Do you know "sed," a tool provided with Unix? Its most popular use is to substitute every
occurrence of a string contained in the input string (actually each input line) with another
string *β*. More precisely, it proceeds as follows.

- Within the input string, every non-overlapping (but possibly adjacent) occurrences of
*α* are
marked. If there is more than one possibility for non-overlapping matching, the leftmost
one is chosen.
- Each of the marked occurrences is substituted with
*β* to obtain the output string; other
parts of the input string remain intact.

For example, when *α* is "aa" and *β* is "bca", an input string "aaxaaa" will produce "bcaxbcaa",
but not "aaxbcaa" nor "bcaxabca". Further application of the same substitution to the string
"bcaxbcaa" will result in "bcaxbcbca", but this is another substitution, which is counted as the
second one.

In this problem, a set of substitution pairs (*α*_{i}, *β*_{i}) (*i* = 1, 2, ... , *n*), an initial string *γ*, and a
final string *δ* are given, and you must investigate how to produce *δ* from *γ* with a minimum
number of substitutions. A single substitution (*α*_{i}, *β*_{i}) here means simultaneously substituting
all the non-overlapping occurrences of *α*_{i}, in the sense described above, with *β*_{i}.

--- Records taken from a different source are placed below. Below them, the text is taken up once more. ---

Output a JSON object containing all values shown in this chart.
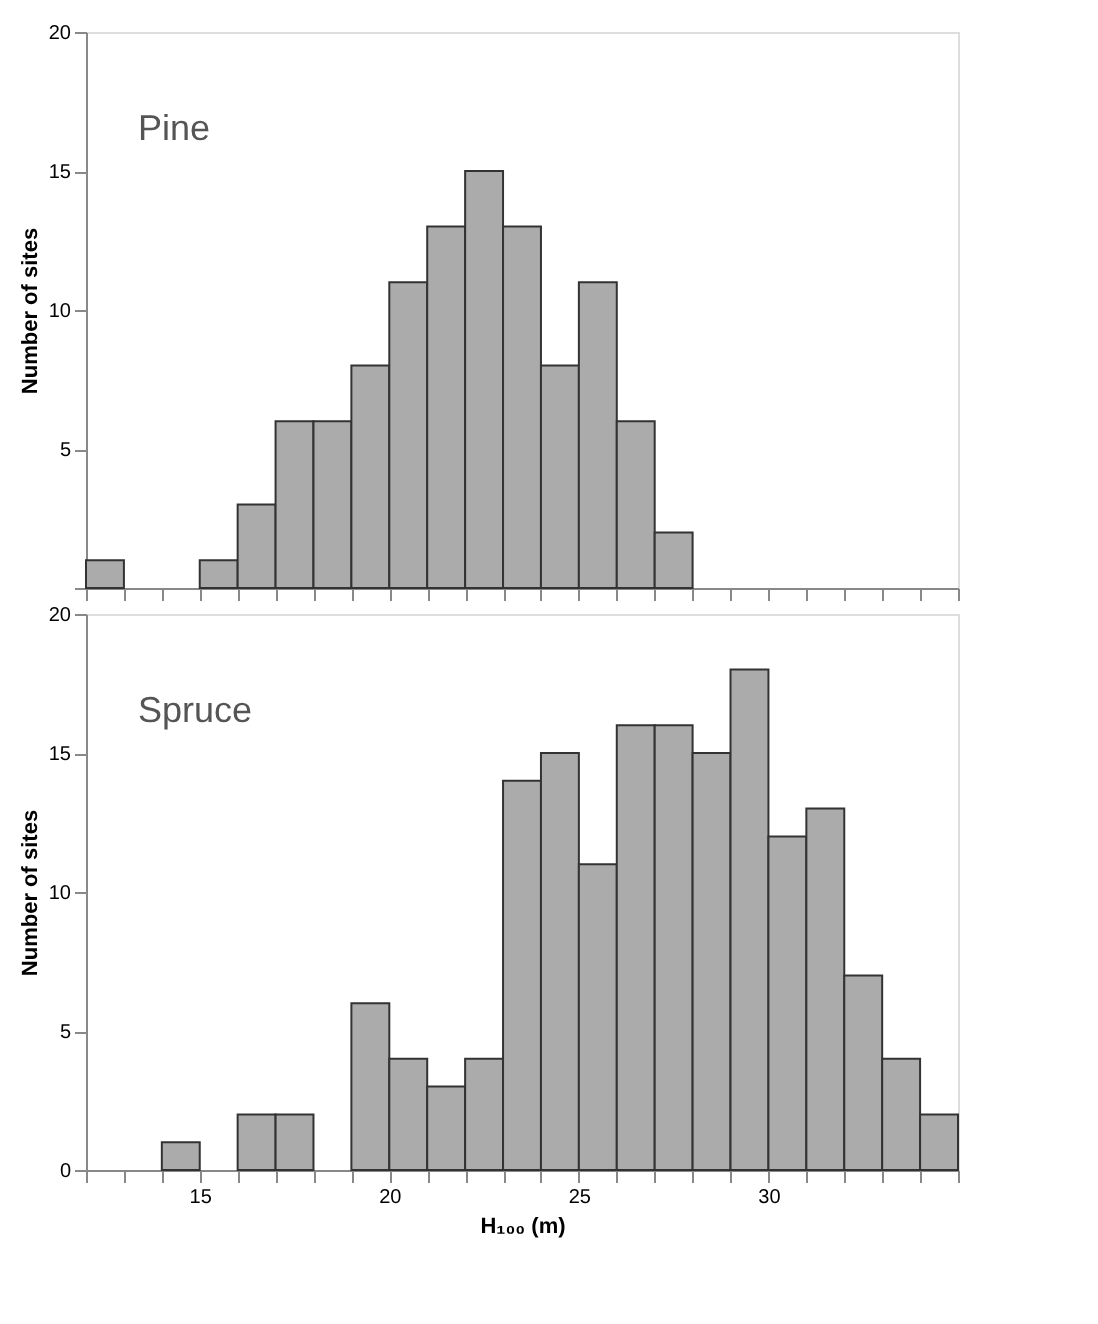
{
  "chart_data": [
    {
      "type": "histogram",
      "title": "Pine",
      "ylabel": "Number of sites",
      "bins": [
        12,
        13,
        14,
        15,
        16,
        17,
        18,
        19,
        20,
        21,
        22,
        23,
        24,
        25,
        26,
        27,
        28
      ],
      "values": [
        1,
        0,
        0,
        1,
        3,
        6,
        6,
        8,
        11,
        13,
        15,
        13,
        8,
        11,
        6,
        2
      ],
      "color": "#ababab",
      "xlim": [
        12,
        35
      ],
      "xticks": [
        {
          "value": 12,
          "label": null
        },
        {
          "value": 13,
          "label": null
        },
        {
          "value": 14,
          "label": null
        },
        {
          "value": 15,
          "label": null
        },
        {
          "value": 16,
          "label": null
        },
        {
          "value": 17,
          "label": null
        },
        {
          "value": 18,
          "label": null
        },
        {
          "value": 19,
          "label": null
        },
        {
          "value": 20,
          "label": null
        },
        {
          "value": 21,
          "label": null
        },
        {
          "value": 22,
          "label": null
        },
        {
          "value": 23,
          "label": null
        },
        {
          "value": 24,
          "label": null
        },
        {
          "value": 25,
          "label": null
        },
        {
          "value": 26,
          "label": null
        },
        {
          "value": 27,
          "label": null
        },
        {
          "value": 28,
          "label": null
        },
        {
          "value": 29,
          "label": null
        },
        {
          "value": 30,
          "label": null
        },
        {
          "value": 31,
          "label": null
        },
        {
          "value": 32,
          "label": null
        },
        {
          "value": 33,
          "label": null
        },
        {
          "value": 34,
          "label": null
        },
        {
          "value": 35,
          "label": null
        }
      ],
      "ylim": [
        0,
        20
      ],
      "yticks": [
        {
          "value": 0,
          "label": null
        },
        5,
        10,
        15,
        20
      ],
      "tick_labels": "y",
      "grid": false
    },
    {
      "type": "histogram",
      "title": "Spruce",
      "ylabel": "Number of sites",
      "xlabel": "H₁₀₀ (m)",
      "bins": [
        12,
        13,
        14,
        15,
        16,
        17,
        18,
        19,
        20,
        21,
        22,
        23,
        24,
        25,
        26,
        27,
        28,
        29,
        30,
        31,
        32,
        33,
        34,
        35
      ],
      "values": [
        0,
        0,
        1,
        0,
        2,
        2,
        0,
        6,
        4,
        3,
        4,
        14,
        15,
        11,
        16,
        16,
        15,
        18,
        12,
        13,
        7,
        4,
        2
      ],
      "color": "#ababab",
      "xlim": [
        12,
        35
      ],
      "xticks": [
        {
          "value": 12,
          "label": null
        },
        {
          "value": 13,
          "label": null
        },
        {
          "value": 14,
          "label": null
        },
        15,
        {
          "value": 16,
          "label": null
        },
        {
          "value": 17,
          "label": null
        },
        {
          "value": 18,
          "label": null
        },
        {
          "value": 19,
          "label": null
        },
        20,
        {
          "value": 21,
          "label": null
        },
        {
          "value": 22,
          "label": null
        },
        {
          "value": 23,
          "label": null
        },
        {
          "value": 24,
          "label": null
        },
        25,
        {
          "value": 26,
          "label": null
        },
        {
          "value": 27,
          "label": null
        },
        {
          "value": 28,
          "label": null
        },
        {
          "value": 29,
          "label": null
        },
        30,
        {
          "value": 31,
          "label": null
        },
        {
          "value": 32,
          "label": null
        },
        {
          "value": 33,
          "label": null
        },
        {
          "value": 34,
          "label": null
        },
        {
          "value": 35,
          "label": null
        }
      ],
      "ylim": [
        0,
        20
      ],
      "yticks": [
        0,
        5,
        10,
        15,
        20
      ],
      "grid": false
    }
  ]
}
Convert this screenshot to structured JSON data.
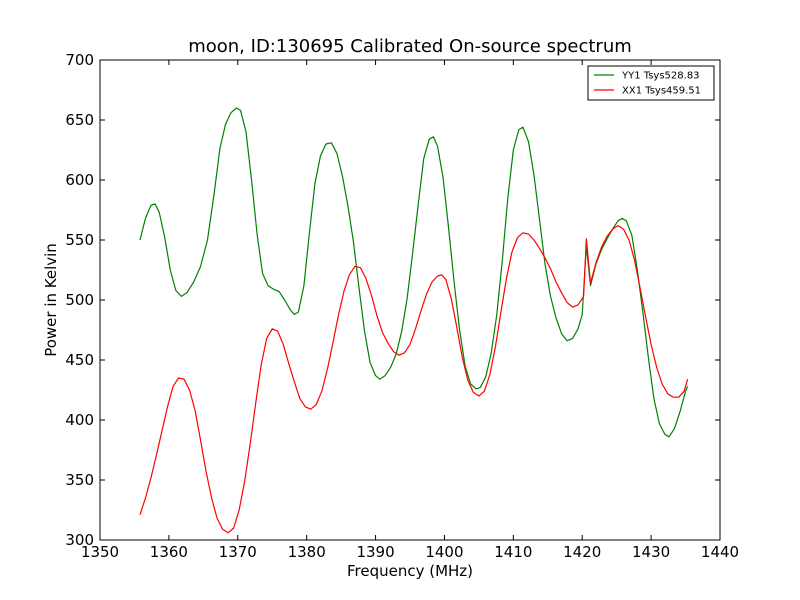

You may use a specific substitution (*α*_{i}, *β*_{i} ) multiple times, including zero times.

## Input

The input consists of multiple datasets, each in the following format.

*n*

*α*_{1} *β*_{1}

*α*_{2} *β*_{2}

.

.

.

*α*_{n} *β*_{n}

*γ*

*δ*

*n* is a positive integer indicating the number of pairs. *α*_{i} and *β*_{i} are separated by a single space.
You may assume that 1 ≤ |*α*_{i}| < |*β*_{i}| ≤ 10 for any *i* (|*s*| means the length of the string *s*),
*α*_{i} ≠ *α*_{j} for any *i* ≠ *j*, *n* ≤ 10 and 1 ≤ |*γ*| < |*δ*| ≤ 10. All the strings consist solely of lowercase
letters. The end of the input is indicated by a line containing a single zero.

## Output

For each dataset, output the minimum number of substitutions to obtain *δ* from *γ*. If *δ* cannot
be produced from *γ* with the given set of substitutions, output -1.

## Sample Input

2
a bb
b aa
a
bbbbbbbb
1
a aa
a
aaaaa
3
ab aab
abc aadc
ad dee
abc
deeeeeeeec
10
a abc
b bai
c acf
d bed
e abh
f fag
g abe
h bag
i aaj
j bbb
a
abacfaabe
0

## Output for the Sample Input

3
-1
7
4